Call by chief scientist Ian Chubb to end university 'popularity contest'
CHIEF scientist Ian Chubb will call for a radical rethink of university funding so that sciences do not fall victim to a "popularity contest".
CHIEF scientist Ian Chubb will call for a radical rethink of university funding so that maths and other disciplines vital for Australia's future do not fall victim to the "popularity contest" of choices made by teenage students.
In a speech in Adelaide today, Professor Chubb takes aim at a funding system in which the disciplines popular with undergraduates prosper and take on more academic staff who not only teach but carry out research.
"This means that as a whole, more, probably much more, than 50 per cent of all government spending on research is seriously influenced by the choices of our 17- and 18-year-olds," he says in a preview of the Health of Australian Science report he will launch next week at the National Press Club.
The former vice-chancellor of the Australian National University will advise Julia Gillard how to combat Australia's weakness in maths, science and technology education.
He says a "popularity contest" is not the way to direct research at the challenges facing Australia and points to steep declines in the number of students taking agriculture, engineering, maths, chemistry and physics.
He cites the "frightening statistic" that, of Australian high school students not taking science, only 1 per cent agreed in a survey that science would be "almost always" relevant to their future. He says there are as few as 60 Australians doing their doctorates in statistics, a field that Google's chief economist Hal Varian famously anointed the next "sexy job" because of the rise of data analytics.
In Australia, the proportion of Year 12 students taking physics fell 32 per cent between 1992 and 2009. The decline for biology was the same, while chemistry was down 25 per cent.
Professor Chubb says he has put together a "brains trust" to come up with new ways to stimulate interest in these strategic disciplines, but called for action now so universities preserve their teaching and research capacity for the day when students numbers return.
"You need to increase the demand, you need to make these subjects so compellingly interesting that student want to do them, because you can't dictate what they do," he told The Australian last night.
Professor Chubb gave the example of agriculture, where Australia produced just 743 graduates in 2010, a year in which 4500 agricultural science jobs were advertised.
"Can you imagine Australia without strong agricultural science?" he said. "The question needs to be asked: is it important enough to intervene to provide funding to maintain agricultural science and then work hard to make it something students want to do all over again?"
This year the government introduced a demand-driven reform to university funding, which means the size and mix of disciplines in an expanded sector is supposed to respond more readily to the course choices of school-leavers.

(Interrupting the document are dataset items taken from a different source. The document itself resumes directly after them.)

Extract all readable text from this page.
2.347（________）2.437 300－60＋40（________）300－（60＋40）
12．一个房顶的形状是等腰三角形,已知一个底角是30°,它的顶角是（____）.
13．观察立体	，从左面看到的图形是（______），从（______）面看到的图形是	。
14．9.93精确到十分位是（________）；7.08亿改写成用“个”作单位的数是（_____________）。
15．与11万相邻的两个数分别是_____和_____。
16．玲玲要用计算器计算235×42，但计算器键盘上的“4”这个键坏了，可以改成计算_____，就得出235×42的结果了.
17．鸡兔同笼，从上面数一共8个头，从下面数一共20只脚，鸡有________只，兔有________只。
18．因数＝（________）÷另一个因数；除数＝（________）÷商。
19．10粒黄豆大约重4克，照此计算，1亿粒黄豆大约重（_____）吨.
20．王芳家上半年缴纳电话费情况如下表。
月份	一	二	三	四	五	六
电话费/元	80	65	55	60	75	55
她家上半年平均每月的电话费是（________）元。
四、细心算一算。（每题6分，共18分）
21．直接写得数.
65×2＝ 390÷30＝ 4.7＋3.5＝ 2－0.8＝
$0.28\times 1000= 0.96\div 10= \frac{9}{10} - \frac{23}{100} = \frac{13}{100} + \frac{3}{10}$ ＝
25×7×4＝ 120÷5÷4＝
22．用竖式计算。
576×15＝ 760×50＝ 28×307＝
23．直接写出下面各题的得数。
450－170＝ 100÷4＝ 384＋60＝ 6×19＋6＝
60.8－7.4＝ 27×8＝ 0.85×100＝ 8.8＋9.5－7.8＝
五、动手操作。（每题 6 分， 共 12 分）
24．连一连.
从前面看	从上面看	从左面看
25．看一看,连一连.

Labor has promised to fund as many places as universities can enrol, so 40 per cent of young Australians have at least a bachelor degree by 2025.
Some commentators predict that less popular subjects, including languages, may go into rapid decline.
Professor Chubb said the effect of the demand-driven system "needs to be watched carefully" in case it exacerbates the problems experienced by strategic disciplines.
If the reform simply added new money to the university system, and enrolments in the strategic maths and science disciplines kept pace with other subject areas, the new regime would be no worse than the existing one, he said.
But there would be "a major issue" if the money were redistributed, and enrolment growth in business, for example, outpaced the growth in science and other vital disciplines.
"Those disciplines need to be watched. They're important to our future and I don't think you can assume any issues will correct themselves if we don't try to influence them," he said.
"How we do it is the critical issue for us to discuss."
In today's speech, he says Australia must prepare for an unpredictable future. "We need to have the levers in place to be able to respond to new challenges as they appear and give funding to the places it is most needed, not where bachelor degrees are most popular."
Professor Chubb says the public investment in research fails to acknowledge that "some areas of research simply are more important than others right now".
He chairs the new Australian Research Committee, which has been asked by the government to draw up plans for strategic investment in research with an eye to likely problems and opportunities for the nation.
"We need to ensure Australia is prepared for a future where entirely new industries will be born," he says.
"A future where we will not always be able to rely on our natural resources for our prosperity.
"A future where the climate will affect us in ways we still find hard to predict, and a future where we will need local expertise in a range of research areas that may be different from those needed now."